Il était alors simple pour Tati de rendre compte d'une nouvelle modernité à travers les bruits. De bruits robotisés et agressifs, la vie du futur en est remplie. Au sein même de la maison..



 

Ainsi les bruits de la modernité selon Tati sont ceux de la ville, des voitures, de la foule, ceux des robots et des machines. Ils prennent l'avantage sur la parole et donc de cette façon, sur l'homme.


- Les sujets traités :

   

       L’œuvre cinématographique de Jacques Tati se situe dans 
une période historiquement importante pour la France. Avec son premier film sorti tout juste au lendemain de la seconde guerre mondiale, Tati voit alors se développer une nouvelle société française qui veut tourner la page de la guerre, une société des loisirs, ouverte vers le monde et essentiellement les États Unis, une société qui se construit, qui se modernise.
Jacques Tati va alors s'intéresser à ces changements, se situe en tant qu'observateur, et les met en scène à travers ses films. Il en est d'autant plus moderne.

Par exemple, Les Vacances de M. Hulot, est sorti dans les salles de cinéma le 25 Février 1953 et les modifications que connaît alors la population française dans leur mode de vie sont en partie retranscrites.
Le développement des loisirs et du tourisme est montré de façon évidente. Les vacanciers ont à leur disposition diverses activités, le plus souvent sportives : ballade à cheval, ping-pong, tennis, gymnastique… Le personnage d’Hulot qui ne sait ni jouer au tennis (malgré l’originalité de son jeu qui lui permet de remporter tous ses matchs), ni monter à cheval, permet de montrer que l’accès à ces activités est un phénomène relativement récent et qu’il représente pour les vacanciers une nouveauté dans leur mode de vie.

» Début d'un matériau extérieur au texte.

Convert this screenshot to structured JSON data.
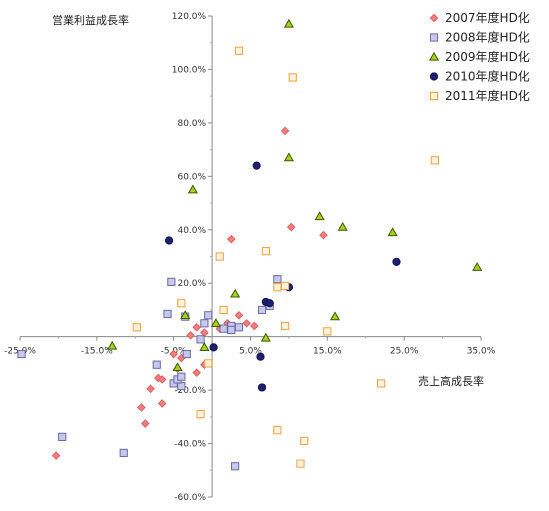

         L’essor de l’automobile qui a lieu après guerre, est également présenté. 

Dans Mon Oncle, Monsieur Arpel, nouveau riche fier de sa maison futuriste, achète pour son anniversaire de mariage, une magnifique voiture américaine. Tati a toujours joué sur une rupture entre différentes périodes : montrer à la fois la société dans lequel il vit associée à une vision d'une société futuriste, ou en tout cas en avance avec sa propre époque. Ainsi cette voiture est à l'image du devenir de la société et son besoin nouveau de consommation.
Parfois cette rupture s'est faite "dans l'autre sens", de manière plus décalée :ne pas montrer le devenir de la société mais au contraire, montrer ce qu'elle a été. Ainsi dans Les Vacances de M. Hulot, cela passe alors par le symbole de la vieille voiture d’Hulot, pétaradante et complètement déréglée qui s’oppose aux belles voitures françaises ou bien américaines qui deviendront la mode quelques années plus tard.
          
Ainsi, les films de Tati permettent au cinéaste de peindre le début d’une époque, celle d’après guerre où une partie de la population commence à gouter aux plaisirs du début d’une société de loisirs et de consommation.  Mais la vision de la société française transmise par les films de Tati est plutôt pessimiste : une société qui ne se mélange pas, une société qui peut être, au lendemain de la guerre, ne sait pas encore véritablement prendre du bon temps… Quoi qu’il en soit, Tati a toujours pensé et dit que « derrière l’effet purement comique, se cache toujours un petit peu de drame ».